Furthermore, the pope said, nuclear technologies are now spreading, and international law has not prevented new states from joining those already in possession of nuclear weapons.

“The resulting scenarios are deeply disturbing if we consider the challenges of contemporary geopolitics, like terrorism or asymmetric warfare,” he added.

However, despite the reasons Francis listed for pessimism, a healthy dose of realism continues to “shine a light of hope” in the world. As an example, he quoted a recent vote at the United Nations, where the majority of the members of the international community decided that nuclear weapons are “immoral” and must be taken as “an illegal means of warfare.”

The Treaty on the Prohibition of Nuclear Weapons– adopted on 7 July this year at a UN conference in New York by a vote of 122 in favor to one against (Netherlands), with one abstention (Singapore) – prohibits a full range of nuclear-weapon-related activities, such as undertaking to develop, test, produce, manufacture, acquire, possess or stockpile nuclear weapons or other nuclear explosive devices, as well as the use or threat of use of these weapons.

Though it was praised by many participants in the Vatican conference, many of the major players in the world’s nuclear standoff, including the United States, the United Kingdom and France didn’t take part in the negotiations.
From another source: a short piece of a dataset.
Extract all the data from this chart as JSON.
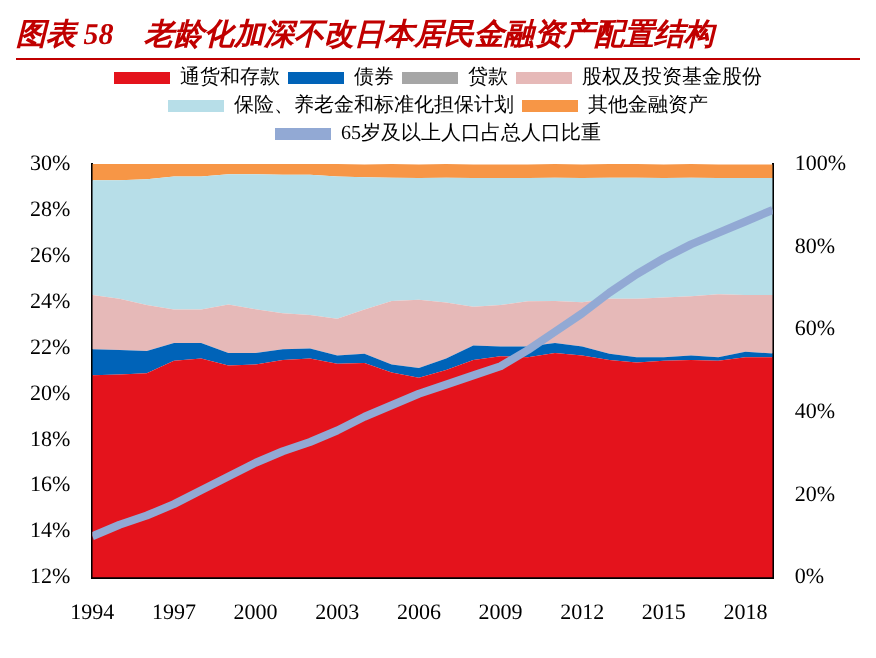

Furthermore, they have released a joint statement saying that they “do not intend to sign, ratify or ever become party to it.”

Many of the non-nuclear-armed members of the North Atlantic Treaty Organization (NATO), including Germany, Italy, Turkey and Poland, along with Australia and Japan, have voiced resistance to the ban treaty, as they believe that U.S. nuclear weapons enhance their security.

Yet according to Francis, the treaty filled a “significant juridical lacuna, inasmuch as chemical weapons, biological weapons, anti-human mines and cluster bombs are all expressly prohibited by international conventions.”

Even more important, he considered, is the fact that the treaty was put forth as the result of a “humanitarian initiative” sponsored by an alliance between civil society, states, international organizations, churches and experts.

To achieve the “utopia” of a world free of “deadly instruments of aggression,” he said, three things are needed: the rejection of the culture of waste and favoring processes of solidarity over selfish interests; integrating the individual and social dimensions through subsidiarity; and the promotion of the person “in the indissoluble unity of soul and body.”

Francis closed by quoting St. Pope John XIII, from his 1963 encyclical letter Pacem in Terris: ““Unless this process of disarmament be thoroughgoing and complete, and reach men’s very souls, it is impossible to stop the arms race, or to reduce armaments, or – and this is the main thing – ultimately to abolish them entirely.”